There seems to be a segment of Yankeesland angry over the signing of Brennan Boesch. I understand he had a terrible year last year and he is left-handed, but the anger is misplaced. It’s a small investment of $1.5-million and the Yankees can send him to the minors. And its important to remember that he is only 27 so there is a decent chance he rebounds from the .240/.286/.372 he hit last season.
Maybe the anger is more about the fact that the Yankees need to take a flier on a guy like Boesch. What the injuries to Granderson and Teixeira have exposed is how thin the Yankees are depth-wise. At this point it seems very likely that the Yankees will open the season with three guys they signed to minor league deals and two of them will be guys they signed in the past week. Unless another move is made, you have to think that Juan Rivera will open up at first with Ben Francisco and Boesch splitting time in right. It’s not exactly an optimal situation but there is not much else the Yankees can do.
So, Boesch may not be anything to get overly excited about, but at least the Yankees are gambling on a guy who isn’t over 30. The Yankees have taken a flier on a guy who could help right now and also provides some insurance if Travis Hafner breaks down. In addition, he is not eligible for free agency until 2016, so he provides a possible low-cost option for next year as well. Is an outfield of Boesch, Gardner and Ichiro something to drool over? Of course not, but it’s the probably the best the Yankees can do right now.
I speculated about this last weekend, but apparently Joe Girardi has made it official- Curtis Granderson will play center when he returns from his broken arm. It’s unfortunate because I don’t think Granderson is much of a center fielder anymore.
What surprised me about the article I linked to is the comment from Girardi saying he would play Mesa in center and Gardner in left if Mesa made the team. Mesa is certainly considered a very good defender, but so is Gardner. Maybe it’s simply a case of putting the rookie in the spot that makes him the most comfortable, but it doesn’t thrill me. A 2014 outfield of Gardner-Mesa-Ichiro might hit 30 homers between them. However, Gardner in center and a free agent in left would make a lot more sense.
Then again, Mesa needs to not only win the job in 2013, he needs to win it for 2014. We shall see.
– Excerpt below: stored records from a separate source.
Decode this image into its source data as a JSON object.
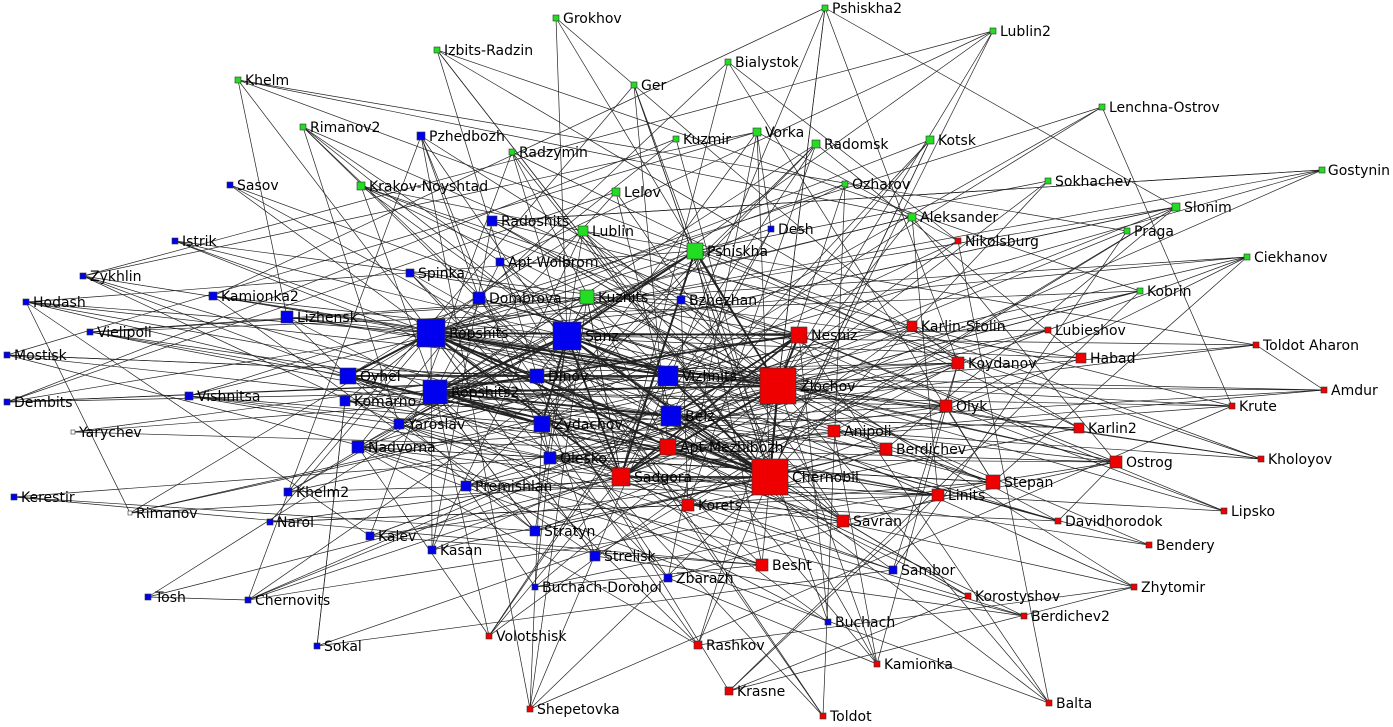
{
  "nodes": [
    {
      "label": "Grokhov",
      "color": "#22dd22"
    },
    {
      "label": "Pshiskha2",
      "color": "#22dd22"
    },
    {
      "label": "Lublin2",
      "color": "#22dd22"
    },
    {
      "label": "Izbits-Radzin",
      "color": "#22dd22"
    },
    {
      "label": "Bialystok",
      "color": "#22dd22"
    },
    {
      "label": "Khelm",
      "color": "#22dd22"
    },
    {
      "label": "Ger",
      "color": "#22dd22"
    },
    {
      "label": "Lenchna-Ostrov",
      "color": "#22dd22"
    },
    {
      "label": "Rimanov2",
      "color": "#22dd22"
    },
    {
      "label": "Kuzmir",
      "color": "#22dd22"
    },
    {
      "label": "Vorka",
      "color": "#22dd22"
    },
    {
      "label": "Radomsk",
      "color": "#22dd22"
    },
    {
      "label": "Kotsk",
      "color": "#22dd22"
    },
    {
      "label": "Radzymin",
      "color": "#22dd22"
    },
    {
      "label": "Sokhachev",
      "color": "#22dd22"
    },
    {
      "label": "Krakov-Noyshtad",
      "color": "#22dd22"
    },
    {
      "label": "Ozharov",
      "color": "#22dd22"
    },
    {
      "label": "Lelov",
      "color": "#22dd22"
    },
    {
      "label": "Aleksander",
      "color": "#22dd22"
    },
    {
      "label": "Slonim",
      "color": "#22dd22"
    },
    {
      "label": "Gostynin",
      "color": "#22dd22"
    },
    {
      "label": "Lublin",
      "color": "#22dd22"
    },
    {
      "label": "Praga",
      "color": "#22dd22"
    },
    {
      "label": "Pshiskha",
      "color": "#22dd22"
    },
    {
      "label": "Ciekhanov",
      "color": "#22dd22"
    },
    {
      "label": "Kobrin",
      "color": "#22dd22"
    },
    {
      "label": "Kuznits",
      "color": "#22dd22"
    },
    {
      "label": "Pzhedbozh",
      "color": "#0000ee"
    },
    {
      "label": "Sasov",
      "color": "#0000ee"
    },
    {
      "label": "Radoshits",
      "color": "#0000ee"
    },
    {
      "label": "Desh",
      "color": "#0000ee"
    },
    {
      "label": "Istrik",
      "color": "#0000ee"
    },
    {
      "label": "Apt-Wolbrom",
      "color": "#0000ee"
    },
    {
      "label": "Zykhlin",
      "color": "#0000ee"
    },
    {
      "label": "Spinka",
      "color": "#0000ee"
    },
    {
      "label": "Kamionka2",
      "color": "#0000ee"
    },
    {
      "label": "Dombrova",
      "color": "#0000ee"
    },
    {
      "label": "Bzhezhan",
      "color": "#0000ee"
    },
    {
      "label": "Hodash",
      "color": "#0000ee"
    },
    {
      "label": "Lizhensk",
      "color": "#0000ee"
    },
    {
      "label": "Ropshits",
      "color": "#0000ee"
    },
    {
      "label": "Sanz",
      "color": "#0000ee"
    },
    {
      "label": "Vielipoli",
      "color": "#0000ee"
    },
    {
      "label": "Mostisk",
      "color": "#0000ee"
    },
    {
      "label": "Oyhel",
      "color": "#0000ee"
    },
    {
      "label": "Dinov",
      "color": "#0000ee"
    },
    {
      "label": "Vizhnits",
      "color": "#0000ee"
    },
    {
      "label": "Ropshits2",
      "color": "#0000ee"
    },
    {
      "label": "Vishnitsa",
      "color": "#0000ee"
    },
    {
      "label": "Dembits",
      "color": "#0000ee"
    },
    {
      "label": "Komarno",
      "color": "#0000ee"
    },
    {
      "label": "Belz",
      "color": "#0000ee"
    },
    {
      "label": "Zydachov",
      "color": "#0000ee"
    },
    {
      "label": "Yaroslav",
      "color": "#0000ee"
    },
    {
      "label": "Nadvorna",
      "color": "#0000ee"
    },
    {
      "label": "Olesko",
      "color": "#0000ee"
    },
    {
      "label": "Yarychev",
      "color": "#ffffff"
    },
    {
      "label": "Premishlan",
      "color": "#0000ee"
    },
    {
      "label": "Khelm2",
      "color": "#0000ee"
    },
    {
      "label": "Kerestir",
      "color": "#0000ee"
    },
    {
      "label": "Rimanov",
      "color": "#ffffff"
    },
    {
      "label": "Narol",
      "color": "#0000ee"
    },
    {
      "label": "Stratyn",
      "color": "#0000ee"
    },
    {
      "label": "Kalev",
      "color": "#0000ee"
    },
    {
      "label": "Kasan",
      "color": "#0000ee"
    },
    {
      "label": "Strelisk",
      "color": "#0000ee"
    },
    {
      "label": "Sambor",
      "color": "#0000ee"
    },
    {
      "label": "Zbarazh",
      "color": "#0000ee"
    },
    {
      "label": "Buchach-Dorohoi",
      "color": "#0000ee"
    },
    {
      "label": "Tosh",
      "color": "#0000ee"
    },
    {
      "label": "Chernovits",
      "color": "#0000ee"
    },
    {
      "label": "Buchach",
      "color": "#0000ee"
    },
    {
      "label": "Sokal",
      "color": "#0000ee"
    },
    {
      "label": "Nikolsburg",
      "color": "#ee0000"
    },
    {
      "label": "Neshiz",
      "color": "#ee0000"
    },
    {
      "label": "Karlin-Stolin",
      "color": "#ee0000"
    },
    {
      "label": "Lubieshov",
      "color": "#ee0000"
    },
    {
      "label": "Toldot Aharon",
      "color": "#ee0000"
    },
    {
      "label": "Habad",
      "color": "#ee0000"
    },
    {
      "label": "Koydanov",
      "color": "#ee0000"
    },
    {
      "label": "Zlochov",
      "color": "#ee0000"
    },
    {
      "label": "Amdur",
      "color": "#ee0000"
    },
    {
      "label": "Olyk",
      "color": "#ee0000"
    },
    {
      "label": "Krute",
      "color": "#ee0000"
    },
    {
      "label": "Karlin2",
      "color": "#ee0000"
    },
    {
      "label": "Anipoli",
      "color": "#ee0000"
    },
    {
      "label": "Apt-Mezhibozh",
      "color": "#ee0000"
    },
    {
      "label": "Berdichev",
      "color": "#ee0000"
    },
    {
      "label": "Ostrog",
      "color": "#ee0000"
    },
    {
      "label": "Kholoyov",
      "color": "#ee0000"
    },
    {
      "label": "Sadgora",
      "color": "#ee0000"
    },
    {
      "label": "Chernobil",
      "color": "#ee0000"
    },
    {
      "label": "Stepan",
      "color": "#ee0000"
    },
    {
      "label": "Linits",
      "color": "#ee0000"
    },
    {
      "label": "Korets",
      "color": "#ee0000"
    },
    {
      "label": "Lipsko",
      "color": "#ee0000"
    },
    {
      "label": "Davidhorodok",
      "color": "#ee0000"
    },
    {
      "label": "Savran",
      "color": "#ee0000"
    },
    {
      "label": "Bendery",
      "color": "#ee0000"
    },
    {
      "label": "Besht",
      "color": "#ee0000"
    },
    {
      "label": "Korostyshov",
      "color": "#ee0000"
    },
    {
      "label": "Zhytomir",
      "color": "#ee0000"
    },
    {
      "label": "Berdichev2",
      "color": "#ee0000"
    },
    {
      "label": "Volotshisk",
      "color": "#ee0000"
    },
    {
      "label": "Rashkov",
      "color": "#ee0000"
    },
    {
      "label": "Kamionka",
      "color": "#ee0000"
    },
    {
      "label": "Krasne",
      "color": "#ee0000"
    },
    {
      "label": "Balta",
      "color": "#ee0000"
    },
    {
      "label": "Shepetovka",
      "color": "#ee0000"
    },
    {
      "label": "Toldot",
      "color": "#ee0000"
    }
  ]
}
According to reports Curtis Granderson has broken his forearm and will miss approximately ten weeks. That figure includes rehab, according to Jack Curry, but it means the Yankees will not have Granderson in the lineup until early May.
This is exactly the type of injury the Yankees really couldn’t afford to suffer. They simply don’t have a lot of depth in the upper levels of the system and their options in camp aren’t great. Perhaps the best one is Thomas Neal. Neal is 24 and hit .314/.400/.467 in AAA last year. Unless Melky Mesa or Zolio Almonte is ready to make the leap to the bigs, its hard to see how Juan Rivera or Matt Diaz would be a better option.
In addition, this probably puts an end to the idea of Granderson in leftfield. Without the benefit of practicing the position in spring training, I can’t see the Yankees throwing him out there in the middle of the season. So, I would expect Gardner to play center until Curtis returns.
Local columnists aside, I can’t think anyone who has paid attention to the Yankees over the past few years is surprised at the news that the Yankees are moving Brett Gardner to center and Curtis Granderson to left. Granderson hasn’t looked great in the field the past few years and fielding stats back that impression up. His range factor was 10th in the AL. His UZR was an abysmal -17.8. Compare that to Brett Gardner who had amazing back-to-back UZR’s above 20 in 2010 and 2011 and had the second-highest range factor in the AL in 2011. (He only played 85 innings in the field in 2012, so I ignored those numbers.) Gardner is clearly the better fielder and moving him to center makes baseball sense.
But it also makes business sense. Granderson will be a free agent next season and there is a big price difference between a 40-home run centerfielder and a 40-home run leftfielder. By putting Granderson in left, the Yankees reduce his potential price tag, which might just allow them to keep him after 2013. (We can debate whether or not they will want to later.)
So, the Yankees improve their team and they improve their business potential, that’s a win-win in my book. Of course Granderson is the loser in all of this. By doing this the Yankees put a dent in his price tag and they force him to learn the toughest outfield position in Yankee Stadium. Granderson is not the type to complain, but I can’t imagine he is happy about any of this.